Shares of Chinese electric vehicle maker BYD fall after Warren Buffett cuts his stake

Shares of Hong Kong-listed BYD fell on Wednesday after Warren Buffett’s Berkshire Hathaway cut its stake in the Chinese electric carmaker – and a fund manager said it could be a harbinger of more to come .

The conglomerate cut its shares slightly from 20.04% to 19.92%, according to a Hong Kong stock exchange filing. Berkshire sold 1.33 million shares of BYD for about $47 million – the conglomerate now owns 218.7 million shares, according to the filing.

“This is a common trend for investors who are starting to pull money out of the market,” Yang Liu, president and chief investment officer of Atlantis Investment, told CNBC’s “Squawk Box Asia” on Wednesday.

“Maybe we’ll see more.”

Shares of BYD plunged more than 12% in Wednesday’s Hong Kong session and were the worst performer on the Hang Seng Index, according to Refinitiv data. The stock has jumped more than 600% in the past 10 years.

Earlier this week, the company reported strong numbers for the first half of 2020, with its net profit for the period totaling 3.6 billion yuan ($521 million), tripling from a year earlier.

Asked what this means for China’s electric vehicle market, Liu said Berkshire’s latest move could be “warning signs that the market could be [coming] to a big correction.”

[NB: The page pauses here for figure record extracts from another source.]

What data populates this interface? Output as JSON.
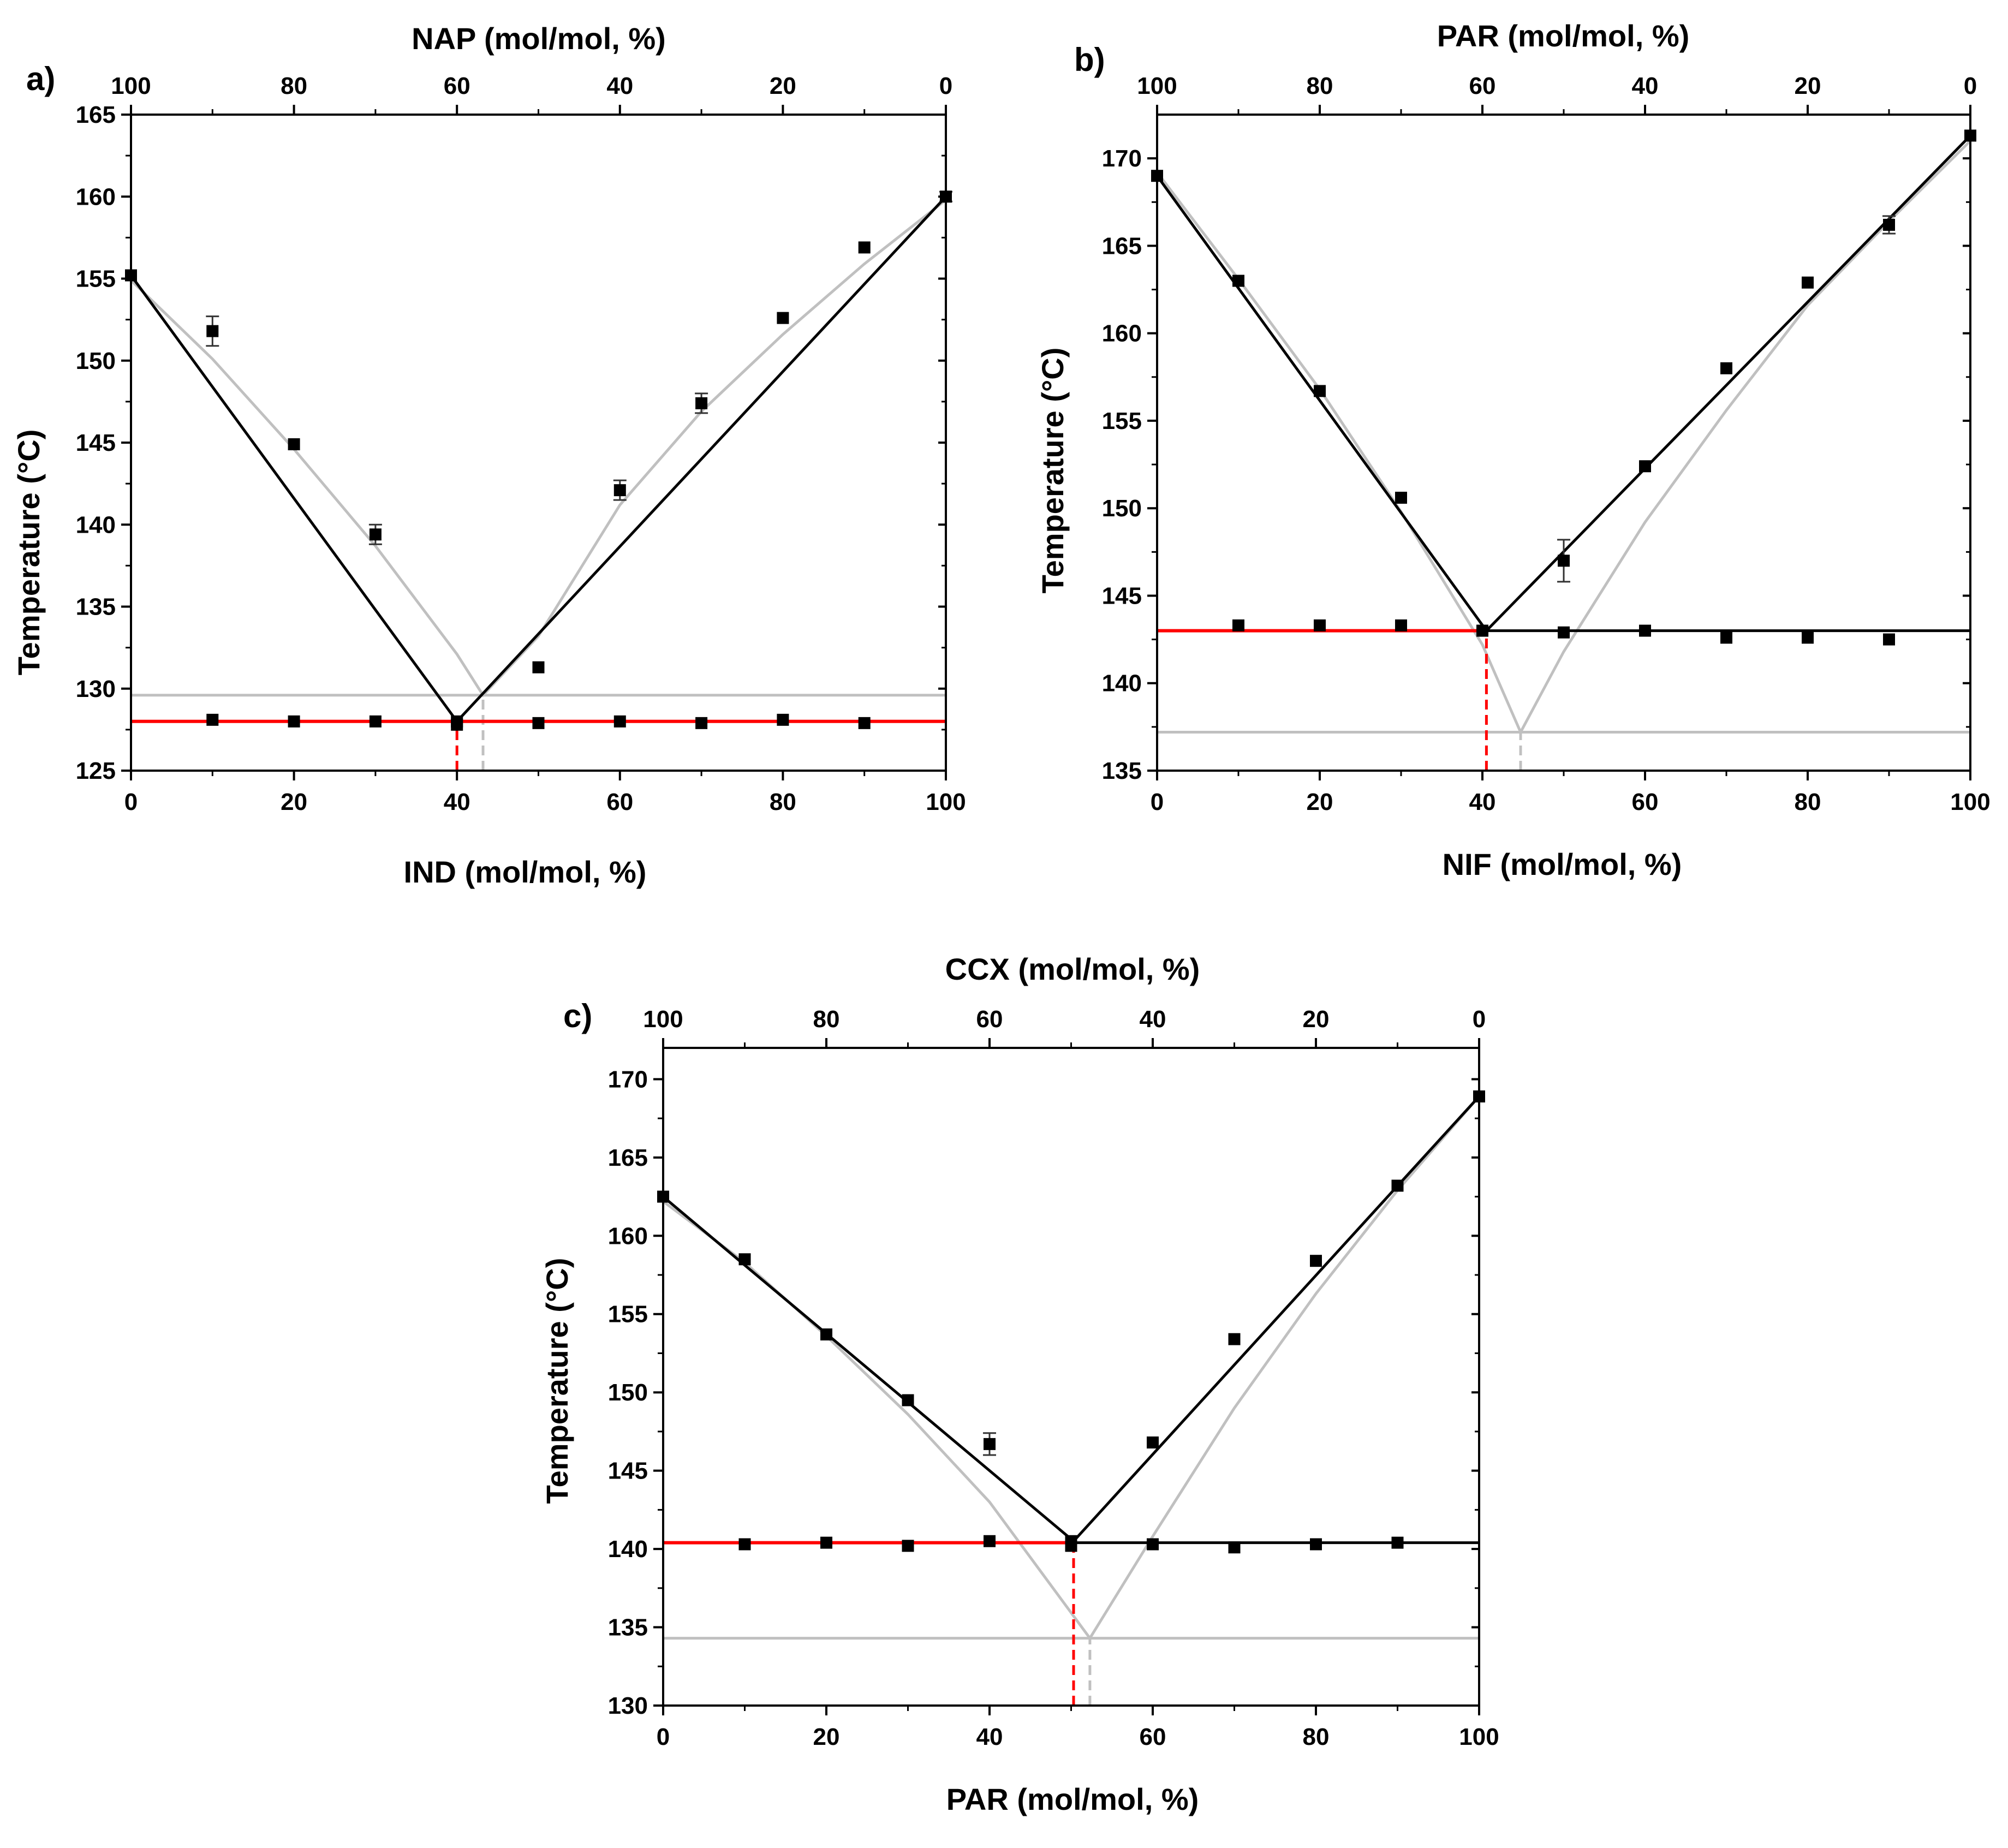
{
  "figure": {
    "colors": {
      "fit": "#000000",
      "ideal": "#c0c0c0",
      "eutectic": "#ff0000",
      "marker": "#000000",
      "frame": "#000000"
    }
  },
  "chart_data": [
    {
      "type": "scatter",
      "panel_label": "a)",
      "title": "",
      "xlabel": "IND (mol/mol, %)",
      "x2label": "NAP (mol/mol, %)",
      "ylabel": "Temperature (°C)",
      "xlim": [
        0,
        100
      ],
      "ylim": [
        125,
        165
      ],
      "xticks": [
        0,
        20,
        40,
        60,
        80,
        100
      ],
      "x2ticks": [
        100,
        80,
        60,
        40,
        20,
        0
      ],
      "yticks": [
        125,
        130,
        135,
        140,
        145,
        150,
        155,
        160,
        165
      ],
      "grid": false,
      "legend": "none",
      "series": [
        {
          "name": "liquidus (measured)",
          "points": [
            {
              "x": 0,
              "y": 155.2,
              "err": 0
            },
            {
              "x": 10,
              "y": 151.8,
              "err": 0.9
            },
            {
              "x": 20,
              "y": 144.9,
              "err": 0
            },
            {
              "x": 30,
              "y": 139.4,
              "err": 0.6
            },
            {
              "x": 40,
              "y": 128.0,
              "err": 0
            },
            {
              "x": 50,
              "y": 131.3,
              "err": 0
            },
            {
              "x": 60,
              "y": 142.1,
              "err": 0.6
            },
            {
              "x": 70,
              "y": 147.4,
              "err": 0.6
            },
            {
              "x": 80,
              "y": 152.6,
              "err": 0
            },
            {
              "x": 90,
              "y": 156.9,
              "err": 0
            },
            {
              "x": 100,
              "y": 160.0,
              "err": 0.3
            }
          ]
        },
        {
          "name": "solidus (measured)",
          "points": [
            {
              "x": 10,
              "y": 128.1
            },
            {
              "x": 20,
              "y": 128.0
            },
            {
              "x": 30,
              "y": 128.0
            },
            {
              "x": 40,
              "y": 127.8
            },
            {
              "x": 50,
              "y": 127.9
            },
            {
              "x": 60,
              "y": 128.0
            },
            {
              "x": 70,
              "y": 127.9
            },
            {
              "x": 80,
              "y": 128.1
            },
            {
              "x": 90,
              "y": 127.9
            }
          ]
        },
        {
          "name": "liquidus fit",
          "x": [
            0,
            40,
            100
          ],
          "y": [
            155.2,
            128.0,
            160.0
          ]
        },
        {
          "name": "ideal liquidus",
          "x": [
            0,
            10,
            20,
            30,
            40,
            43.2,
            50,
            60,
            70,
            80,
            90,
            100
          ],
          "y": [
            154.9,
            150.1,
            144.6,
            138.7,
            132.1,
            129.6,
            133.2,
            141.2,
            146.9,
            151.6,
            155.9,
            159.8
          ]
        },
        {
          "name": "eutectic line",
          "x": [
            0,
            100
          ],
          "y": [
            128.0,
            128.0
          ]
        },
        {
          "name": "ideal eutectic line",
          "x": [
            0,
            100
          ],
          "y": [
            129.6,
            129.6
          ]
        },
        {
          "name": "eutectic composition",
          "x": [
            40,
            40
          ],
          "y": [
            125,
            128.0
          ]
        },
        {
          "name": "ideal eutectic composition",
          "x": [
            43.2,
            43.2
          ],
          "y": [
            125,
            129.6
          ]
        }
      ]
    },
    {
      "type": "scatter",
      "panel_label": "b)",
      "title": "",
      "xlabel": "NIF (mol/mol, %)",
      "x2label": "PAR (mol/mol, %)",
      "ylabel": "Temperature (°C)",
      "xlim": [
        0,
        100
      ],
      "ylim": [
        135,
        172.5
      ],
      "xticks": [
        0,
        20,
        40,
        60,
        80,
        100
      ],
      "x2ticks": [
        100,
        80,
        60,
        40,
        20,
        0
      ],
      "yticks": [
        135,
        140,
        145,
        150,
        155,
        160,
        165,
        170
      ],
      "grid": false,
      "legend": "none",
      "series": [
        {
          "name": "liquidus (measured)",
          "points": [
            {
              "x": 0,
              "y": 169.0,
              "err": 0
            },
            {
              "x": 10,
              "y": 163.0,
              "err": 0
            },
            {
              "x": 20,
              "y": 156.7,
              "err": 0
            },
            {
              "x": 30,
              "y": 150.6,
              "err": 0
            },
            {
              "x": 40,
              "y": 143.0,
              "err": 0
            },
            {
              "x": 50,
              "y": 147.0,
              "err": 1.2
            },
            {
              "x": 60,
              "y": 152.4,
              "err": 0
            },
            {
              "x": 70,
              "y": 158.0,
              "err": 0
            },
            {
              "x": 80,
              "y": 162.9,
              "err": 0
            },
            {
              "x": 90,
              "y": 166.2,
              "err": 0.5
            },
            {
              "x": 100,
              "y": 171.3,
              "err": 0
            }
          ]
        },
        {
          "name": "solidus (measured)",
          "points": [
            {
              "x": 10,
              "y": 143.3
            },
            {
              "x": 20,
              "y": 143.3
            },
            {
              "x": 30,
              "y": 143.3
            },
            {
              "x": 40,
              "y": 143.0
            },
            {
              "x": 50,
              "y": 142.9
            },
            {
              "x": 60,
              "y": 143.0
            },
            {
              "x": 70,
              "y": 142.6
            },
            {
              "x": 80,
              "y": 142.6
            },
            {
              "x": 90,
              "y": 142.5
            }
          ]
        },
        {
          "name": "liquidus fit",
          "x": [
            0,
            40.5,
            100
          ],
          "y": [
            169.0,
            143.0,
            171.3
          ]
        },
        {
          "name": "ideal liquidus",
          "x": [
            0,
            10,
            20,
            30,
            40,
            44.7,
            50,
            60,
            70,
            80,
            90,
            100
          ],
          "y": [
            169.2,
            163.1,
            156.8,
            149.8,
            142.2,
            137.2,
            141.8,
            149.2,
            155.6,
            161.6,
            166.4,
            171.0
          ]
        },
        {
          "name": "eutectic line",
          "x": [
            0,
            40.5
          ],
          "y": [
            143.0,
            143.0
          ]
        },
        {
          "name": "solidus line",
          "x": [
            40.5,
            100
          ],
          "y": [
            143.0,
            143.0
          ]
        },
        {
          "name": "ideal eutectic line",
          "x": [
            0,
            100
          ],
          "y": [
            137.2,
            137.2
          ]
        },
        {
          "name": "eutectic composition",
          "x": [
            40.5,
            40.5
          ],
          "y": [
            135,
            143.0
          ]
        },
        {
          "name": "ideal eutectic composition",
          "x": [
            44.7,
            44.7
          ],
          "y": [
            135,
            137.2
          ]
        }
      ]
    },
    {
      "type": "scatter",
      "panel_label": "c)",
      "title": "",
      "xlabel": "PAR (mol/mol, %)",
      "x2label": "CCX (mol/mol, %)",
      "ylabel": "Temperature (°C)",
      "xlim": [
        0,
        100
      ],
      "ylim": [
        130,
        172
      ],
      "xticks": [
        0,
        20,
        40,
        60,
        80,
        100
      ],
      "x2ticks": [
        100,
        80,
        60,
        40,
        20,
        0
      ],
      "yticks": [
        130,
        135,
        140,
        145,
        150,
        155,
        160,
        165,
        170
      ],
      "grid": false,
      "legend": "none",
      "series": [
        {
          "name": "liquidus (measured)",
          "points": [
            {
              "x": 0,
              "y": 162.5,
              "err": 0
            },
            {
              "x": 10,
              "y": 158.5,
              "err": 0
            },
            {
              "x": 20,
              "y": 153.7,
              "err": 0
            },
            {
              "x": 30,
              "y": 149.5,
              "err": 0
            },
            {
              "x": 40,
              "y": 146.7,
              "err": 0.7
            },
            {
              "x": 50,
              "y": 140.5,
              "err": 0
            },
            {
              "x": 60,
              "y": 146.8,
              "err": 0
            },
            {
              "x": 70,
              "y": 153.4,
              "err": 0
            },
            {
              "x": 80,
              "y": 158.4,
              "err": 0
            },
            {
              "x": 90,
              "y": 163.2,
              "err": 0
            },
            {
              "x": 100,
              "y": 168.9,
              "err": 0
            }
          ]
        },
        {
          "name": "solidus (measured)",
          "points": [
            {
              "x": 10,
              "y": 140.3
            },
            {
              "x": 20,
              "y": 140.4
            },
            {
              "x": 30,
              "y": 140.2
            },
            {
              "x": 40,
              "y": 140.5
            },
            {
              "x": 50,
              "y": 140.2
            },
            {
              "x": 60,
              "y": 140.3
            },
            {
              "x": 70,
              "y": 140.1
            },
            {
              "x": 80,
              "y": 140.3
            },
            {
              "x": 90,
              "y": 140.4
            }
          ]
        },
        {
          "name": "liquidus fit",
          "x": [
            0,
            50.3,
            100
          ],
          "y": [
            162.5,
            140.5,
            168.9
          ]
        },
        {
          "name": "ideal liquidus",
          "x": [
            0,
            10,
            20,
            30,
            40,
            52.3,
            60,
            70,
            80,
            90,
            100
          ],
          "y": [
            162.2,
            158.3,
            153.6,
            148.6,
            143.0,
            134.3,
            140.8,
            149.0,
            156.3,
            162.9,
            168.9
          ]
        },
        {
          "name": "eutectic line",
          "x": [
            0,
            50.3
          ],
          "y": [
            140.4,
            140.4
          ]
        },
        {
          "name": "solidus line",
          "x": [
            50.3,
            100
          ],
          "y": [
            140.4,
            140.4
          ]
        },
        {
          "name": "ideal eutectic line",
          "x": [
            0,
            100
          ],
          "y": [
            134.3,
            134.3
          ]
        },
        {
          "name": "eutectic composition",
          "x": [
            50.3,
            50.3
          ],
          "y": [
            130,
            140.4
          ]
        },
        {
          "name": "ideal eutectic composition",
          "x": [
            52.3,
            52.3
          ],
          "y": [
            130,
            134.3
          ]
        }
      ]
    }
  ]
}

“There are too many uncertainties and I think [Buffett] got a little nervous,” she said. “Maybe this recession ahead of us for the US economy and also weaker Chinese consumption is driving down investor confidence on a larger scale.”

Room for more stimulus in China

Looking ahead to China’s upcoming National People’s Congress in October, Liu said China had room for more government stimulus, and said the current package was “not enough”.

China’s State Council last week announced a series of stimulus measures worth tens of billions of dollars, as the country seeks to boost its economy which has been battered by Covid lockdowns and a crisis. real estate.

“The government has an opportunity to help the economy and boost confidence,” the fund manager said.

She said people will be looking for clues about the government’s growth prospects “to see what happens.”

“That will give us a big indication [on] where will China’s economy go,” including the direction of the government’s zero-Covid policy and the measures that will be taken to tackle low consumption, she said.

“Economy needs trust to believe, now it’s all about trust,” Liu added.

CNBC’s Yun Liu contributed to this report.